Uma extensa rede criminosa pulverizou pelo menos 13 marcas fabricadas legalmente no país vizinho, mas que entram no Brasil de forma ilegal na fronteira com o Mato Grosso do Sul. Nomes como Gift, Eight, Mix 10, Pin Red, Meridian e Golf passaram a povoar as calçadas e prateleiras de estabelecimentos de Natal, Campina Grande, João Pessoa, Recife e Maceió.
No ranking perverso dos quatro estados, os fumantes do Rio Grande do Norte ocupam o segundo lugar, com 893 milhões de unidades de cigarro tragadas pelos potiguares em 2017. Foi lá que Polícia Civil achou, por acaso, em julho deste ano, uma carga clandestina avaliada em R$ 1 milhão na cidade de São Gonçalo do Amarante, Região Metropolitana de Natal. “Estávamos procurando uma carga de achocolatado que tinha sido roubada. Recebemos uma informação sobre esse galpão achando que essa carga estava lá, mas quando entramos flagramos os cigarros ”, recorda Luciano Chaves, delegado adjunto de Roubo de Cargas. Ninguém foi preso e o investigação foi transferida para a Polícia Federal, que não comenta o assunto.

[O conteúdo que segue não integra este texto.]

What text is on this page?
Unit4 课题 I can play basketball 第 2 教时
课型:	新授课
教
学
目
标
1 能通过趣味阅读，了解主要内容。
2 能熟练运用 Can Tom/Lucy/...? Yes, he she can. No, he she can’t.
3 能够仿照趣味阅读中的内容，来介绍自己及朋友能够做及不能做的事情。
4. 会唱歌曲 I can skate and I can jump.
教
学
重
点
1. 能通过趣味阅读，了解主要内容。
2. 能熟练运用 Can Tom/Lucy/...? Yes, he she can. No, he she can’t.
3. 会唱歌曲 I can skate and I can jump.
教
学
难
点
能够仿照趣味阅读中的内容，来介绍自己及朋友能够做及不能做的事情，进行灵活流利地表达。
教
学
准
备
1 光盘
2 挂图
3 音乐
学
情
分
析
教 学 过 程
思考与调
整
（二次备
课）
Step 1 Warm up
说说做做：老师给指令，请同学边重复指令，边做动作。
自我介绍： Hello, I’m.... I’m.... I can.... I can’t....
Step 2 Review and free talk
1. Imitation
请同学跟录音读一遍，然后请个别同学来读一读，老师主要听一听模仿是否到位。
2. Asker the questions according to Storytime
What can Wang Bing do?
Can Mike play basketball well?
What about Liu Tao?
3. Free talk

Em terceiro lugar, a Paraíba registrou 883 milhões de cigarros paraguaios vendidos no ano passado. No estado, esse tipo de crime está na mira do delegado Getúlio Machado, titular da Delegacia de Roubos e Furtos de Veículos. Machado não soube informar os números das apreensões, mas, no final de agosto, 10 mil carteiras foram apreendidas pelo Procon em oito cidades.
A última apreensão da polícia, recorda ele, ocorreu há cerca de um ano, quando um depósito caseiro, usado como ponto de distribuição, foi descoberto por sua equipe. O delegado elege a estrutura policial acanhada como álibi dos resultados pouco expressivos: “Tenho doze policiais para investigar todos os tipos de roubos de cargas que acontecem na Paraíba, incluindo (roubos) de eletrodomésticos, alimentos e remédios. Se derem mais estrutura, talvez a coisa seja diferente”.
Na rabeira da lista de volume vendido, Alagoas teve 443 milhões de unidades que foram parar nos cinzeiros em 2017. No entanto, é o estado que apresentou a maior crescimento em relação aos anos anteriores (222%).
Somente em Pernambuco, maior consumidor entre os quatro estados, cerca de 1,8 bilhão de cigarros contrabandeados foram consumidos no ano passado. Para descortinar o tamanho do problema, é como se os 144 mil quilômetros que separam a Terra do Sol fossem interligados por uma imensa fileira indiana com todos os cigarros piratas acesos no estado em 2017, quando mais da metade de todos os maços tinha DNA paraguaio.
Em vários pontos da capital pernambucana, uma carteira clandestina das marcas Gift ou Mix pode ser levada pela pechincha de R$ 2,50 no entorno do Camelódromo da Avenida Dantas Barreto, no bairro de Santo Antônio. A evasão fiscal – ou seja, o que os estados deixaram de arrecadar em impostos – chegou a R$ 204 milhões em 2017.